What is IDH2 and How It Mutates
The IDH2 enzyme is normally located in the mitochondria, which generate energy for the cell. In its regular function, IDH2 plays a role in the Krebs cycle (also known as the TCA cycle), a series of chemical reactions that convert nutrients into energy. Specifically, IDH2 catalyzes the conversion of isocitrate into alpha-ketoglutarate (α-KG), a molecule important for energy production and gene regulation.
An IDH2 mutation occurs when a change happens in the IDH2 gene, typically at the Arg172 codon. This alters the enzyme’s normal function, giving it an abnormal activity. Instead of producing α-KG, the mutated IDH2 enzyme converts α-KG into an abnormal metabolite called 2-hydroxyglutarate (2-HG). High levels of 2-HG disrupt normal cell functions, affecting gene expression and cellular differentiation.
The IDH2 Mutation and Its Role in Disease
The IDH2 mutation is frequently associated with certain types of cancer, particularly acute myeloid leukemia (AML). In AML, the mutated IDH2 enzyme leads to an overproduction of 2-HG, which interferes with the ability of blood-producing cells in the bone marrow to mature properly. This disruption in cell differentiation results in an accumulation of immature, cancerous blood cells, a hallmark of AML.
IDH2 mutations are also found in other conditions, including gliomas (a type of brain tumor), primary myelofibrosis, and rare genetic disorders like Maffucci syndrome and Ollier disease. In gliomas, the abnormal production of 2-hydroxyglutarate due to the IDH2 mutation contributes to tumor formation by blocking cell maturation. The presence of an IDH2 mutation in these diseases can influence the disease’s course and how it responds to treatment, often being associated with a better prognosis in certain cancers.
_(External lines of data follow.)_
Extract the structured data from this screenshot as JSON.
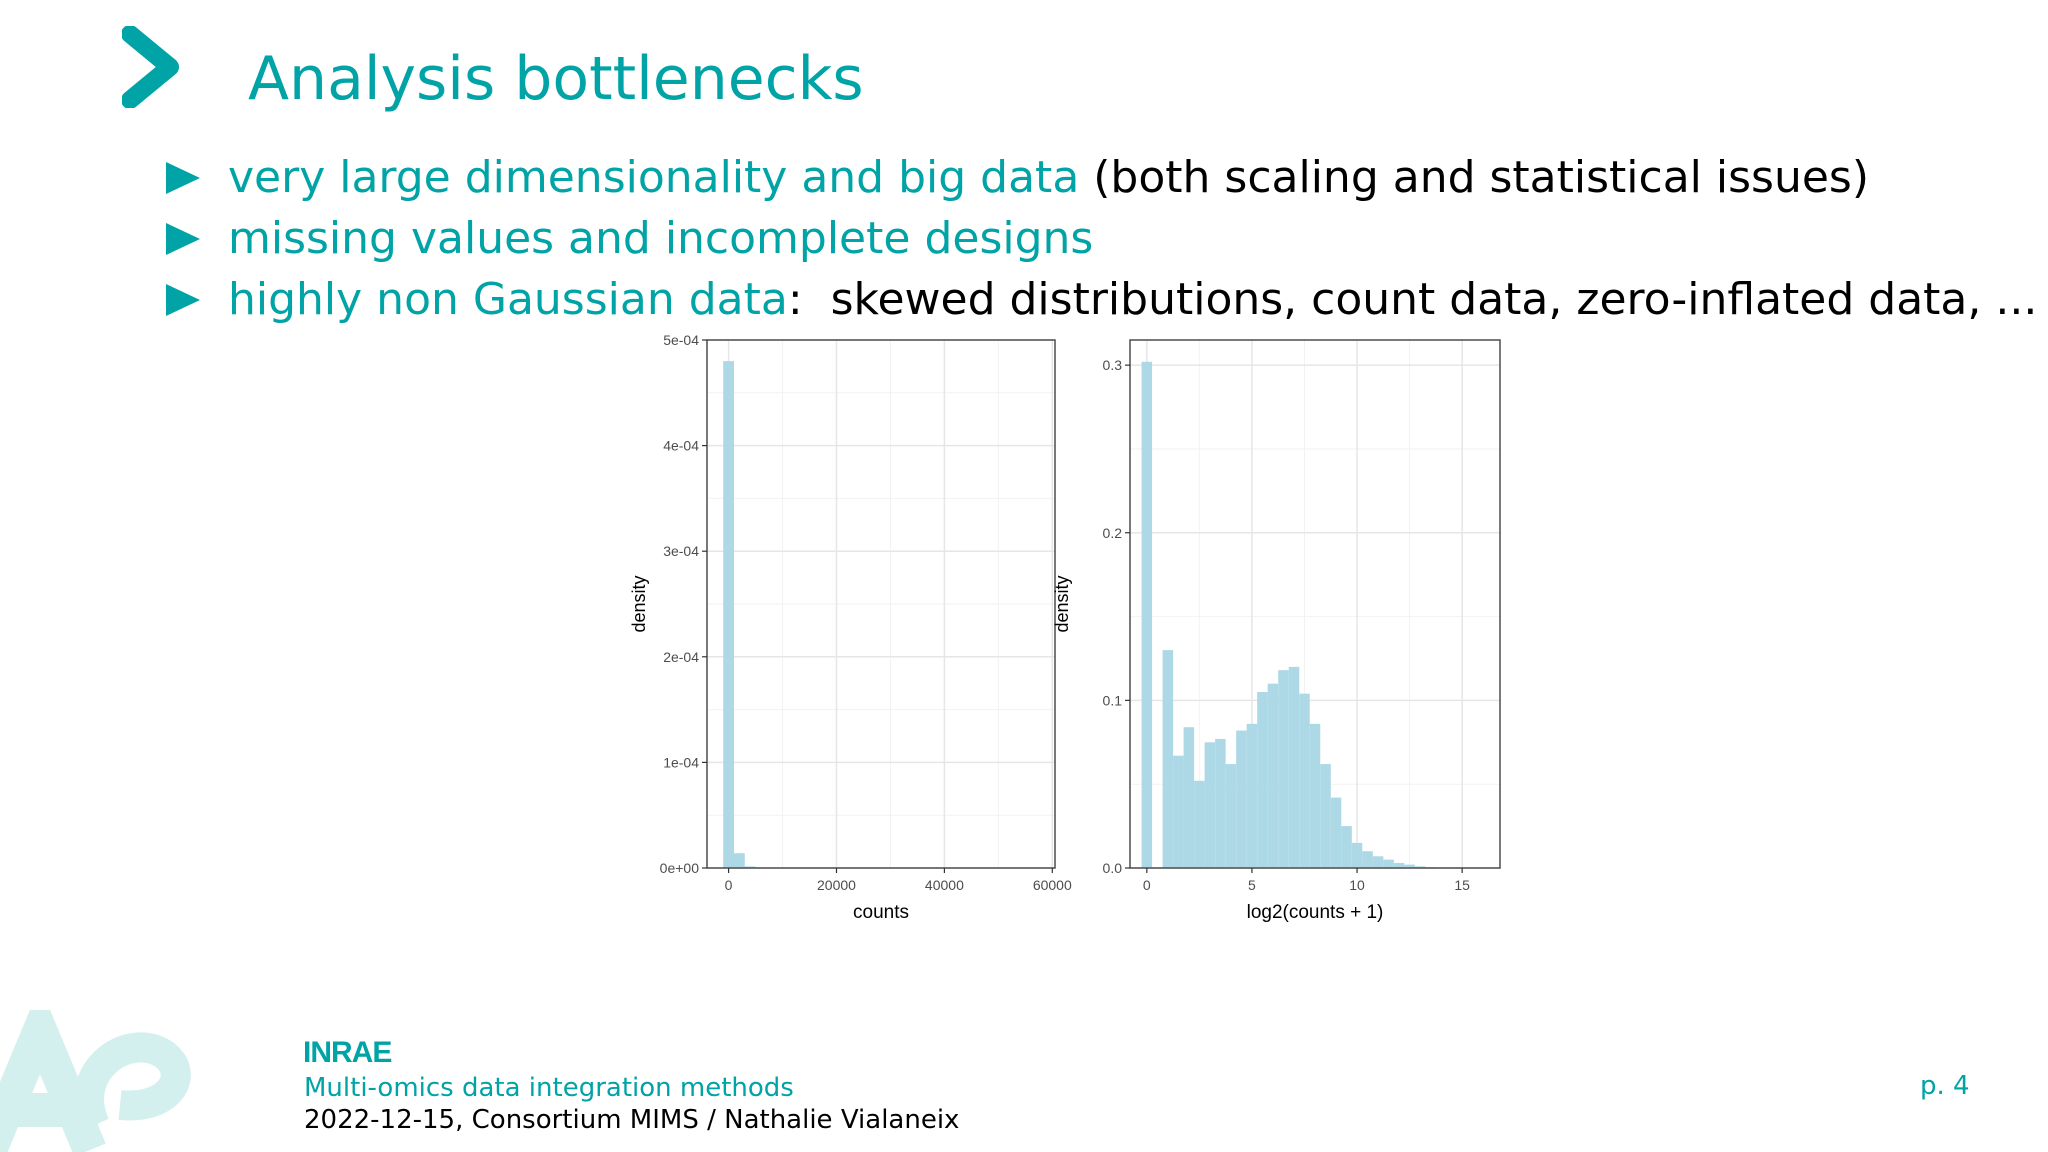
{
  "slide": {
    "title": "Analysis bottlenecks",
    "bullets": [
      {
        "highlight": "very large dimensionality and big data",
        "rest": " (both scaling and statistical issues)"
      },
      {
        "highlight": "missing values and incomplete designs",
        "rest": ""
      },
      {
        "highlight": "highly non Gaussian data",
        "rest": ":  skewed distributions, count data, zero-inflated data, ..."
      }
    ]
  },
  "chart_data": [
    {
      "type": "bar",
      "xlabel": "counts",
      "ylabel": "density",
      "x_ticks": [
        "0",
        "20000",
        "40000",
        "60000"
      ],
      "y_ticks": [
        "0e+00",
        "1e-04",
        "2e-04",
        "3e-04",
        "4e-04",
        "5e-04"
      ],
      "xlim": [
        -4000,
        60500
      ],
      "ylim": [
        0,
        0.0005
      ],
      "bin_width": 2000,
      "bins_start": [
        -1000,
        1000,
        3000
      ],
      "values": [
        0.00048,
        1.4e-05,
        1.5e-06
      ],
      "bar_color": "#add8e6",
      "grid": true
    },
    {
      "type": "bar",
      "xlabel": "log2(counts + 1)",
      "ylabel": "density",
      "x_ticks": [
        "0",
        "5",
        "10",
        "15"
      ],
      "y_ticks": [
        "0.0",
        "0.1",
        "0.2",
        "0.3"
      ],
      "xlim": [
        -0.8,
        16.8
      ],
      "ylim": [
        0,
        0.315
      ],
      "bin_width": 0.5,
      "bins_start": [
        -0.25,
        0.25,
        0.75,
        1.25,
        1.75,
        2.25,
        2.75,
        3.25,
        3.75,
        4.25,
        4.75,
        5.25,
        5.75,
        6.25,
        6.75,
        7.25,
        7.75,
        8.25,
        8.75,
        9.25,
        9.75,
        10.25,
        10.75,
        11.25,
        11.75,
        12.25,
        12.75,
        13.25,
        13.75
      ],
      "values": [
        0.302,
        0,
        0.13,
        0.067,
        0.084,
        0.052,
        0.075,
        0.077,
        0.062,
        0.082,
        0.086,
        0.105,
        0.11,
        0.118,
        0.12,
        0.104,
        0.086,
        0.062,
        0.042,
        0.025,
        0.015,
        0.01,
        0.007,
        0.005,
        0.003,
        0.002,
        0.001,
        0.0005,
        0.0002
      ],
      "bar_color": "#add8e6",
      "grid": true
    }
  ],
  "footer": {
    "logo_text": "INRAE",
    "title": "Multi-omics data integration methods",
    "meta": "2022-12-15, Consortium MIMS / Nathalie Vialaneix",
    "page": "p. 4"
  },
  "colors": {
    "accent": "#00a3a6",
    "bar": "#add8e6",
    "watermark": "#d3efee"
  }
}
Identifying IDH2 Mutations
Detecting IDH2 mutations is important for diagnosing certain cancers and guiding treatment decisions. Genetic testing methods identify these alterations in a patient’s DNA. Techniques such as next-generation sequencing (NGS) or polymerase chain reaction (PCR) pinpoint the change in the IDH2 gene.
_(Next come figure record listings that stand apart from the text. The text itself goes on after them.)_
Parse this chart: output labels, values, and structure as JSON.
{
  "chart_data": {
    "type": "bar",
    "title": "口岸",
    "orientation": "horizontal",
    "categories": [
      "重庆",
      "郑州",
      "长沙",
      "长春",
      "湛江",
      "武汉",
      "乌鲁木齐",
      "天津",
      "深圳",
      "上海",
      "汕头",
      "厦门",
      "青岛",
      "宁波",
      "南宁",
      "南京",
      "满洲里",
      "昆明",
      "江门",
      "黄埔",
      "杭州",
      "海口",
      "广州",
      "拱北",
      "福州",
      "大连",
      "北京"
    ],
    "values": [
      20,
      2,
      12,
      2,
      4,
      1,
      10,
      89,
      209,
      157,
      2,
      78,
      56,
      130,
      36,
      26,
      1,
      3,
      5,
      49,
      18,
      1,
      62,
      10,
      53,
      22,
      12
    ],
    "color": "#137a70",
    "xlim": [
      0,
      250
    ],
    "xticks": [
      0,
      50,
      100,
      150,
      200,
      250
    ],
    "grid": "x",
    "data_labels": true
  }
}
Molecular detection is important. Identifying an IDH2 mutation confirms this genetic alteration, classifying a patient’s disease into a distinct molecular subtype. Knowing the mutational status allows clinicians to tailor treatment plans, as specific therapies target cells with IDH2 mutations. This precision helps personalize patient care and improve treatment outcomes.
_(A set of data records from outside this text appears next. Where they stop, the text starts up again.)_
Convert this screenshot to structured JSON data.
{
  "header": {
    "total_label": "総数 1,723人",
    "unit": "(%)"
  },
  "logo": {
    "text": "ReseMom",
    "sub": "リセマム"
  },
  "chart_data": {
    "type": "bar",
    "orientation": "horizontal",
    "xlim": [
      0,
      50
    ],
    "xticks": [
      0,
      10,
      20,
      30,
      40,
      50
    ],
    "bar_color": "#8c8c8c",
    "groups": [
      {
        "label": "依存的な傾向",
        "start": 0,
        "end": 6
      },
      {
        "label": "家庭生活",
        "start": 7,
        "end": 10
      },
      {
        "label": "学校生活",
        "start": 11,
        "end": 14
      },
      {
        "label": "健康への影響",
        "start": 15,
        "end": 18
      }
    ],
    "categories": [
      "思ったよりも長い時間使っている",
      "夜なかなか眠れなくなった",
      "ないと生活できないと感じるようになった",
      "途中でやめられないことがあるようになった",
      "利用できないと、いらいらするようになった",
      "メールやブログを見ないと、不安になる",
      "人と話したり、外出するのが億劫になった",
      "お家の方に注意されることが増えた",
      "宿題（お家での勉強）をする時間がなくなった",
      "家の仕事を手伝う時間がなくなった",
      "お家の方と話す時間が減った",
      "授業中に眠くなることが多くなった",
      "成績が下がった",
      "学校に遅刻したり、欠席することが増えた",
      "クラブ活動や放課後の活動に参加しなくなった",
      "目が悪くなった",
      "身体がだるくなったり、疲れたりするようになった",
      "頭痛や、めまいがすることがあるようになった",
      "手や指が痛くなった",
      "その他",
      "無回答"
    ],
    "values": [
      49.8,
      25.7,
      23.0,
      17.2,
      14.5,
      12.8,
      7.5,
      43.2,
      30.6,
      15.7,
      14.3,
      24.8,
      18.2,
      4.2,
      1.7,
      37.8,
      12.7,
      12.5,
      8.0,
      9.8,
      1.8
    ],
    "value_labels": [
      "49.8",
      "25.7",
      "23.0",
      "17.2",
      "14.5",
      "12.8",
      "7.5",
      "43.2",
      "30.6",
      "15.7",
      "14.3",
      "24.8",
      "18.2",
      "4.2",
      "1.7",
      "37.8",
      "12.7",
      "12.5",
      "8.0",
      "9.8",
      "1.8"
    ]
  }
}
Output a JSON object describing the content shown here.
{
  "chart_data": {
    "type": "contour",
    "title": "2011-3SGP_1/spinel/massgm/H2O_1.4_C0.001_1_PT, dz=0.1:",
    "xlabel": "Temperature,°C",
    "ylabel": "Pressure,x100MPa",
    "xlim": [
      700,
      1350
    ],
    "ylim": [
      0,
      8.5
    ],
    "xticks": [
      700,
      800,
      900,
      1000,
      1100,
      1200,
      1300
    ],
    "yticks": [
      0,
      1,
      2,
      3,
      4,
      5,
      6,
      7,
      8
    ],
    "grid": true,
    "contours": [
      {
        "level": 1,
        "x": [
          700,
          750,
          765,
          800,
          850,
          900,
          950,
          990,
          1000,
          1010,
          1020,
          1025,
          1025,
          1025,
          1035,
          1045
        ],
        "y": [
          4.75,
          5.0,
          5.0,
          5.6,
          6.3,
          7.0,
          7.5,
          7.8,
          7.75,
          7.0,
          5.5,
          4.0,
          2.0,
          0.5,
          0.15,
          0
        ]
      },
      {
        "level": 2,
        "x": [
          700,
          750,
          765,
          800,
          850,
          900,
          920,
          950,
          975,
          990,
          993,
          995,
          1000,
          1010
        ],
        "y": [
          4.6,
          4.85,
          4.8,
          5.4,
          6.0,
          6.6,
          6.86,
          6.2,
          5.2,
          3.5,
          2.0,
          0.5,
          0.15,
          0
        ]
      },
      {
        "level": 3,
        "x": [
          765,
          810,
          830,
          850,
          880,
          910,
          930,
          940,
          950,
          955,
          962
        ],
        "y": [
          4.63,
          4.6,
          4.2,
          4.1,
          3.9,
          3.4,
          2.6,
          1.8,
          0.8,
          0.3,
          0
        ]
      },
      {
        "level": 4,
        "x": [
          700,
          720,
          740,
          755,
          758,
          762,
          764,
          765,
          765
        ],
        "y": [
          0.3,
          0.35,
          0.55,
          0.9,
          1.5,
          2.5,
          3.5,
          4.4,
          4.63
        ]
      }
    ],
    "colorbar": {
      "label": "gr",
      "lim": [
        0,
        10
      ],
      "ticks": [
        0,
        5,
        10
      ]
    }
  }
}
Targeted Treatments for IDH2 Mutations
The discovery of IDH2 mutations led to targeted therapies that address the altered enzyme function. These medications, known as IDH2 inhibitors, block the activity of the mutated IDH2 enzyme. By inhibiting the abnormal conversion of alpha-ketoglutarate to 2-HG, these drugs reduce the levels of this harmful metabolite.
Enasidenib is an IDH2 inhibitor approved for patients with relapsed or refractory acute myeloid leukemia. Olutasidenib also targets the mutated IDH2 enzyme. These inhibitors help restore normal cellular differentiation and reduce uncontrolled proliferation of malignant cells, impacting disease progression and offering a precise treatment approach for patients with IDH2-mutated cancers.